Researchers at University of Texas ( UT ) Southwestern Medical Center have found that people with type 2 diabetes have highly acidic urine, a metabolic feature that explains their greater risk for developing uric-acid kidney stones.

The study – the first to compare the urinary biochemical characteristics of type 2 diabetics with those of normal volunteers – is published in the Journal of the American Society of Nephrology.

Individuals with type 2 diabetes are at increased risk for developing kidney stones in general, and have a particular risk for uric-acid stones. The mechanisms for this greater risk were previously not entirely understood. This new study demonstrates that the propensity for type 2 diabetics to develop uric-acid stones is elevated because their urine is highly acidic.

" Our next step is to find out what causes type 2 diabetics to have an abnormally acidic urine, and what other urinary factors protect some diabetics who do not form uric-acid stones," said Mary Ann Cameron, the paper's lead author.

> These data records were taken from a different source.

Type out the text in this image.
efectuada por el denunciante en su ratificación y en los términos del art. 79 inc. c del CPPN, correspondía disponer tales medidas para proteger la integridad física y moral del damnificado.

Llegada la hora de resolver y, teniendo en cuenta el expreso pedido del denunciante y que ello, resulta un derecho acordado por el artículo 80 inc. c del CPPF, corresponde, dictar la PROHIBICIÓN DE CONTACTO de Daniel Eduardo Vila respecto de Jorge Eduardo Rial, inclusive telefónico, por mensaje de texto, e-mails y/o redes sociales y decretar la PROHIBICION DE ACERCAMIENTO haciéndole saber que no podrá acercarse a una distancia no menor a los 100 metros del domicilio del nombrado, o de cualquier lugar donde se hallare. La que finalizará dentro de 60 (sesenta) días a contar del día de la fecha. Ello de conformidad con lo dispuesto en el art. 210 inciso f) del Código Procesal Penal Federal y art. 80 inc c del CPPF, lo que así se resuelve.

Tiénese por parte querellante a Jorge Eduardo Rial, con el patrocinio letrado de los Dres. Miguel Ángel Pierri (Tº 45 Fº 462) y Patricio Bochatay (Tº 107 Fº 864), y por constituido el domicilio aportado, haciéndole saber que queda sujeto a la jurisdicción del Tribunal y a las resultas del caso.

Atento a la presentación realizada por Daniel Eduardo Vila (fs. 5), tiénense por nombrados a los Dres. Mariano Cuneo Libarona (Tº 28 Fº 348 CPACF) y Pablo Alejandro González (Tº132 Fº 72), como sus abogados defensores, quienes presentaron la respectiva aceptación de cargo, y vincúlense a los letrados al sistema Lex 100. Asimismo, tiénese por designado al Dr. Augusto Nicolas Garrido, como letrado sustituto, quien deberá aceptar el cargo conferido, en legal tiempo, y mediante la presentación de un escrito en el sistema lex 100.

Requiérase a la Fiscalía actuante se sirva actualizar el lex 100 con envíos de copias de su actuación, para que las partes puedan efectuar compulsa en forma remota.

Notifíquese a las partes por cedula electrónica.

Obesity and a diet rich in animal protein are associated with abnormally acidic urine. In earlier studies, UT Southwestern researchers also concluded that uric-acid stones are associated with insulin resistance and type 2 diabetes.

But when researchers in this latest study accounted for these components, type 2 diabetics continued to have more acidic urine levels when compared to nondiabetics. These findings suggest that other factors associated with type 2 diabetes or insulin resistance account for the overly acidic urine in this population.